Coal got its day in court Tuesday.

Four years after it was proposed, the Big Stone II coal plant continued to lay controversy at the feet of the Minnesota Public Utilities Commission in St. Paul. Lawyers, utilities officials and environmentalists overflowed the commission's weekly meeting, usually thinly attended, forcing some into a spare room set up with a telecast of the proceedings.

The $1.6 billion coal-burning plant planned just inside the South Dakota border has construction approval from regulators there. But its fate always has been tied to Minnesota because 45 percent of its estimated 500 megawatts of generated electricity would go to Minnesota consumers. That's why a five-utility partnership, led by Otter Tail Power Co., needs permission from Minnesota regulators to build two power lines into the state. The partnership has said the project likely would collapse without those lines.

To the end, the utilities commission heard radically different versions of whether Big Stone II fits in meeting Minnesotans' future energy needs. Within the past month, two administrative law judges recommended that the commission deny the lines. The commission's staff has spelled out six options -- four of them involving approval. The state Office of Energy Security advises approval, but tied to strict cost protections for rate payers. The commission is expected to rule on Thursday.
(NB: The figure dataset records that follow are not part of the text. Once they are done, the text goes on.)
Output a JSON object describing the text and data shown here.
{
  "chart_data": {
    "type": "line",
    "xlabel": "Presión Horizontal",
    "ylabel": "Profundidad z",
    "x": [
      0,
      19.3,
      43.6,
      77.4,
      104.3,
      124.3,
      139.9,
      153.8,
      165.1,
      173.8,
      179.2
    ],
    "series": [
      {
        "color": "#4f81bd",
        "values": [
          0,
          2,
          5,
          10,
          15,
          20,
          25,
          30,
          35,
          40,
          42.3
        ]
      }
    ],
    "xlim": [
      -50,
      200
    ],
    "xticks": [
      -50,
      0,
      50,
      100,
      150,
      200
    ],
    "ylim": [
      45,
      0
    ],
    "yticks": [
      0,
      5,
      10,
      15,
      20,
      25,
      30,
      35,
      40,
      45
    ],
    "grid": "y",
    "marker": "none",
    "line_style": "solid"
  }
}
One key to the ruling is whether commissioners are convinced conservation and renewable energy sources obviate the need for more coal power, which creates CO2 emissions that get much blame for global warming. Another is commissioners' faith in the involved utilities' future costs. They include rising construction expenses and the price Congress eventually will charge carbon dioxide producers -- with estimates ranging from $9 to $70 per ton -- which has the effect of making coal power more expensive.

"I've got huge unknowns to deal with," commission chairman LeRoy Koppendrayer said.

Another point of contention is the lines' value in overall energy transmission. The utilities argued that they will have space to carry other energy loads, including wind energy. But a collective of five environmental groups opposing Big Stone II, led by the Minnesota Center for Environmental Advocacy, argued that there are better ways to add transmission capacity.